Sergio Ramírez es un reconocido maestro del absurdo cómico derivado del incidente variable, la pequeña nota roja (fuente al cabo de Madame Bovary, Rojo y negro y Demonios) en Castigo divino, o de la farsa histórica (la conjunción de Rubén Darío y los Somoza en Margarita, está linda la mar). Ahora, en Catalina y Catalina, Ramírez despliega su talento cómico en la brevedad ceñida del cuento.
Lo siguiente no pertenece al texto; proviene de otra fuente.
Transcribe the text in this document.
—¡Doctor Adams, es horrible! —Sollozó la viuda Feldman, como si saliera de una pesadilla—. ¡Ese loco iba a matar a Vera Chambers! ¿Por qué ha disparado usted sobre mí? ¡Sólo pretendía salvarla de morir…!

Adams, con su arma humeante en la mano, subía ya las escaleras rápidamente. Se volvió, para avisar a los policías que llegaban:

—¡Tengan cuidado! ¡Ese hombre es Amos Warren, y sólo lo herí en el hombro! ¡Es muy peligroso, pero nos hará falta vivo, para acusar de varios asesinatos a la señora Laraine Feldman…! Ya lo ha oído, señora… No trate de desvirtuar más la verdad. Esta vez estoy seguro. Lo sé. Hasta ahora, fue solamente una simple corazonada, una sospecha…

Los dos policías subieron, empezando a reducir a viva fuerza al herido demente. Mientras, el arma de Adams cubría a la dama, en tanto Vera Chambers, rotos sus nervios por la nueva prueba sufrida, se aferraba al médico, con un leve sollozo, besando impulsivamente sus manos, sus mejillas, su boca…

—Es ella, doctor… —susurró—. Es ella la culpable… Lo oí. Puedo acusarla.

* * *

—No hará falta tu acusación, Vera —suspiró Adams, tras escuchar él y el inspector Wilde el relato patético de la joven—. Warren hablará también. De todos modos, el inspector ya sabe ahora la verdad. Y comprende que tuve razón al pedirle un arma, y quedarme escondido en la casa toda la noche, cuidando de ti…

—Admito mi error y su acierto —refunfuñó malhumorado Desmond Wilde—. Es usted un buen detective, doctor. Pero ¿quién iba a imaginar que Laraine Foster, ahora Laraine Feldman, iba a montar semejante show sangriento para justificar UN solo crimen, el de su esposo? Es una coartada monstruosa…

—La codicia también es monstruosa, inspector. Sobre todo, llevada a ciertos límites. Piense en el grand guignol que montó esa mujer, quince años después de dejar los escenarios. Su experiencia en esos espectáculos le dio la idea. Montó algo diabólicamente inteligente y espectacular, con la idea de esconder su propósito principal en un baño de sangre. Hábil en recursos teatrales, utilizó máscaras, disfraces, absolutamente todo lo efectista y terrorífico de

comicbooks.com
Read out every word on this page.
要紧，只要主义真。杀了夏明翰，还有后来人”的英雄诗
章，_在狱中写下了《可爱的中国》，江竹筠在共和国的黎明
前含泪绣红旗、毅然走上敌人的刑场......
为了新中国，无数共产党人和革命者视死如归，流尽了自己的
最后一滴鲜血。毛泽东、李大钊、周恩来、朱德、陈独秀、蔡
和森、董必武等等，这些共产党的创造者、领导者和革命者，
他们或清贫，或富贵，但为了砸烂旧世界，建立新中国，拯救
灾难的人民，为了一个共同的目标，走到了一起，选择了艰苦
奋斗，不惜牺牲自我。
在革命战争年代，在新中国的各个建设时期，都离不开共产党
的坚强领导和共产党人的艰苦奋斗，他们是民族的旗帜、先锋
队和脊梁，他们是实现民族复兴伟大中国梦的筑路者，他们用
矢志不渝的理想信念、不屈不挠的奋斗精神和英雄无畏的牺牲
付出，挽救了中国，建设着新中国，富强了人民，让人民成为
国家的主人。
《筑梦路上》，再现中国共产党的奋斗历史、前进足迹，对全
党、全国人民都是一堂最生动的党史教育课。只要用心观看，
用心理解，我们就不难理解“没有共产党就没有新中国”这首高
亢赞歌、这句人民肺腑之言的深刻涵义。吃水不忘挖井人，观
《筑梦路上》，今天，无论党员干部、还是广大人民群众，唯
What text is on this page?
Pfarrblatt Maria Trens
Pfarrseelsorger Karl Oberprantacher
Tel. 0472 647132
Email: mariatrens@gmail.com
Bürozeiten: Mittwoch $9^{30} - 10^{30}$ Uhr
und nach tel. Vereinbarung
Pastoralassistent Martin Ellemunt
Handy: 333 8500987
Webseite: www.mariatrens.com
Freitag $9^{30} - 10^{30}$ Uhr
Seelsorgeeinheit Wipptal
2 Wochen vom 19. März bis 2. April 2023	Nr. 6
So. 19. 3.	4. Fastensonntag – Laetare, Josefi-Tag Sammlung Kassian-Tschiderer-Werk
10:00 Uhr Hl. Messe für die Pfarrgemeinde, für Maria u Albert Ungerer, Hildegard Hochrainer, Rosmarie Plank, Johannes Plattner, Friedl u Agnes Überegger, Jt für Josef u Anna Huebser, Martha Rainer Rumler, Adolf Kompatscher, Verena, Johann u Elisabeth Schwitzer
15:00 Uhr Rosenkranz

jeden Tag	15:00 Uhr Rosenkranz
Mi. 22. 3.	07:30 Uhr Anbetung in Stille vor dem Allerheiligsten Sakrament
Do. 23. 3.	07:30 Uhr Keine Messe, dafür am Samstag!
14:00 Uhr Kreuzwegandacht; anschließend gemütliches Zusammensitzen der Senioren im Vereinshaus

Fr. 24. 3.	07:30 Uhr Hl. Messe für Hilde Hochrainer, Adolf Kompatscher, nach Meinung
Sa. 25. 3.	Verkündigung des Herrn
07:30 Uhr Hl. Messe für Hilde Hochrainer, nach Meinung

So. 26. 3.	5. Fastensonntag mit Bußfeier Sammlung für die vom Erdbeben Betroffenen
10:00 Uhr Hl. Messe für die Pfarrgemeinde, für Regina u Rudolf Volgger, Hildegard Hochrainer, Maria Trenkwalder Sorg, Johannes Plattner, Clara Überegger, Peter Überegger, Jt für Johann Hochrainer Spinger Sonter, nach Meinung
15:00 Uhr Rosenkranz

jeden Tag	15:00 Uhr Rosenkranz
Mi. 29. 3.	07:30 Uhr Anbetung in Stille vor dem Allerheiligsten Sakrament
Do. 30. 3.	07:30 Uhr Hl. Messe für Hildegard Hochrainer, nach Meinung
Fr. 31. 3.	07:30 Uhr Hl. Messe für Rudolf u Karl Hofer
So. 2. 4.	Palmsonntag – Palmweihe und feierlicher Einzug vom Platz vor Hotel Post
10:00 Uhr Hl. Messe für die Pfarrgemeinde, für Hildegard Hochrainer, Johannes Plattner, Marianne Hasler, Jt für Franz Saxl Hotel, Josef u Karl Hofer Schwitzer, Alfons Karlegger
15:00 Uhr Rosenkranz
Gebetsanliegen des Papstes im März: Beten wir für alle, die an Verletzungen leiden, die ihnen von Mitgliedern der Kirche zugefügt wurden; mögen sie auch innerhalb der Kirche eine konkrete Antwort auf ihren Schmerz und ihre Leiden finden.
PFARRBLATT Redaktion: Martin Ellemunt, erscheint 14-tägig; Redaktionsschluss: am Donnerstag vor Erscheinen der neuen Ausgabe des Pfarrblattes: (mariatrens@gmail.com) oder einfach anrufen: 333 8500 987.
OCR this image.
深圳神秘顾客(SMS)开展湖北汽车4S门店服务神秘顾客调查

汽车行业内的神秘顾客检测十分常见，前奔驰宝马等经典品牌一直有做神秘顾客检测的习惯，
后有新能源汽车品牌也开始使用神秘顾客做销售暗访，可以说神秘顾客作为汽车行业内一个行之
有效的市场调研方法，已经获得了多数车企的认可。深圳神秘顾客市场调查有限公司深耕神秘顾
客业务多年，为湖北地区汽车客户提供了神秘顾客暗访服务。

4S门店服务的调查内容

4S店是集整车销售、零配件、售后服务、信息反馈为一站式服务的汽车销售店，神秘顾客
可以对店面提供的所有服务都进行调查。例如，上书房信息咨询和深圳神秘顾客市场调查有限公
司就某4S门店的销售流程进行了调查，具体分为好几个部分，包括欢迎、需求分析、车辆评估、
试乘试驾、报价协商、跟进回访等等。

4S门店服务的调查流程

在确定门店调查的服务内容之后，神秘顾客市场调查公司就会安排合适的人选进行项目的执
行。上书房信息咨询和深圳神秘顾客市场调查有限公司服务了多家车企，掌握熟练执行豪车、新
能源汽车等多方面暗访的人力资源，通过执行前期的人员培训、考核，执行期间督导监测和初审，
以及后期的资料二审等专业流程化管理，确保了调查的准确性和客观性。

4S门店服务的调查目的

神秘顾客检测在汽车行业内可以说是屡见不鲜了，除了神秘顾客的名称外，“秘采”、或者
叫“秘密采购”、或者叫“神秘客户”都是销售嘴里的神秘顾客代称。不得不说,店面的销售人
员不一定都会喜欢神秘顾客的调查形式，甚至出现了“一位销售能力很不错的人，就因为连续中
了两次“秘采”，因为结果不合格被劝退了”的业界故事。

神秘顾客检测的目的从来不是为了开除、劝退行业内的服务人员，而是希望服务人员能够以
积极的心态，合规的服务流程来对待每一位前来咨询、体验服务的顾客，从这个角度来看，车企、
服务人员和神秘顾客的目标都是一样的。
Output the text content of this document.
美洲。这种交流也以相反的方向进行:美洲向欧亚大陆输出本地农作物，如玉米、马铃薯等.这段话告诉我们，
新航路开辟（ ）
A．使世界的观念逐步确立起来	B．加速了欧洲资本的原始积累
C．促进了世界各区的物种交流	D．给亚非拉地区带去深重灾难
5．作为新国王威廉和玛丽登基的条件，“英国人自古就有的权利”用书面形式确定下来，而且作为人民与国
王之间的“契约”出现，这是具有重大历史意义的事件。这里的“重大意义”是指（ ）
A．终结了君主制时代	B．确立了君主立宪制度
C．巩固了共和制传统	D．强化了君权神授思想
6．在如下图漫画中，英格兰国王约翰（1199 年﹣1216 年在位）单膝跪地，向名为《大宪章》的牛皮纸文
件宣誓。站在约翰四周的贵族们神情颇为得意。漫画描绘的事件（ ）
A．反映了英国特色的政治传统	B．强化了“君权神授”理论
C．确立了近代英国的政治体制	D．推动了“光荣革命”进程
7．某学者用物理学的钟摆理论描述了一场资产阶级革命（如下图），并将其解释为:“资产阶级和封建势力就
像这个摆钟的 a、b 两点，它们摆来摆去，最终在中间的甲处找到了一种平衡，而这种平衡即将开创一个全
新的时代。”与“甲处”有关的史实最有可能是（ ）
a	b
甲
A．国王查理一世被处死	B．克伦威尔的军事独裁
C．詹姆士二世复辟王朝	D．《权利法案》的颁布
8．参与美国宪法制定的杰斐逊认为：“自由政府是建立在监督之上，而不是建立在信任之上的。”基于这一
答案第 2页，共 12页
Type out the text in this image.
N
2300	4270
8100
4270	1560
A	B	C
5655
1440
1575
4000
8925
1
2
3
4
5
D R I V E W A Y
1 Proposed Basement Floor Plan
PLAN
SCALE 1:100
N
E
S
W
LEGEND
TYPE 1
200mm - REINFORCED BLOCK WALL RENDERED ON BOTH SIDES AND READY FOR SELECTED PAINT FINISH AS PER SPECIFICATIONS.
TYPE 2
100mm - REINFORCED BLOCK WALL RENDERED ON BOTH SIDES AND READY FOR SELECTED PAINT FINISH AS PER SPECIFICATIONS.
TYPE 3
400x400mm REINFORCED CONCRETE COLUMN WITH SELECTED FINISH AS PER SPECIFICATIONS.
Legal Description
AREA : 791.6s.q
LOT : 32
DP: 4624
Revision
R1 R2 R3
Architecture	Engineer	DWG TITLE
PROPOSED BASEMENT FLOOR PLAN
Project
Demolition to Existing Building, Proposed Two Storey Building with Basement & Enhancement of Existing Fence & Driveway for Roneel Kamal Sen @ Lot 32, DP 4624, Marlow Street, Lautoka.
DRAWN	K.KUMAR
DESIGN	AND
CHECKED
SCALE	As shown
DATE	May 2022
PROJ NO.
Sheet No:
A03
Vamos de maravilla en maravilla y de sonrisa a carcajada con boletos de ida y vuelta: Ramírez nos abre un abanico de situaciones y personajes que le dan a nuestra vida latinoamericana de sombríos desencantos una sonrisa, a veces una carcajada, comparables a la de El sombrero de paja de Italia de René Clair, una situación cómica genera velozmente a la siguiente y todo en torno a un misterio: ¿Quién orinó en el bacín de la Viuda Carlota?, «un bacín tan hermoso guarnecido de rosas en relieve y pintado con querubines que divagaban entre nubes». «Ya ni puede una orinar tranquila sin que salgan a publicarle los orines en la calle», exclama exasperada la seductora Doña Carlota y aunque se queje de que «ya me cansé de estar oyendo hablar de orines toda la mañana como si fuera yo mujer vulgar, vaga o desocupada», la cómica situación puesta en escena por Ramírez acaba por crear una figura femenina irresistible, infinitamente secreta y por ende deseable.

En el cuento titulado «Vallejo», descubrimos un viejo anuncio comercial con el rostro de una muchacha «apagándose para siempre, como un fantasma del pasado que se oculta en sí mismo, se borra y se esfuma en la nada». La comedia, al cabo, cede a los poderes que se van apagando: el amor, la memoria, las presencias. Hay una Nicaragua detrás del poder político, como hay un México, una Colombia, una Argentina, que sólo la literatura nos revela.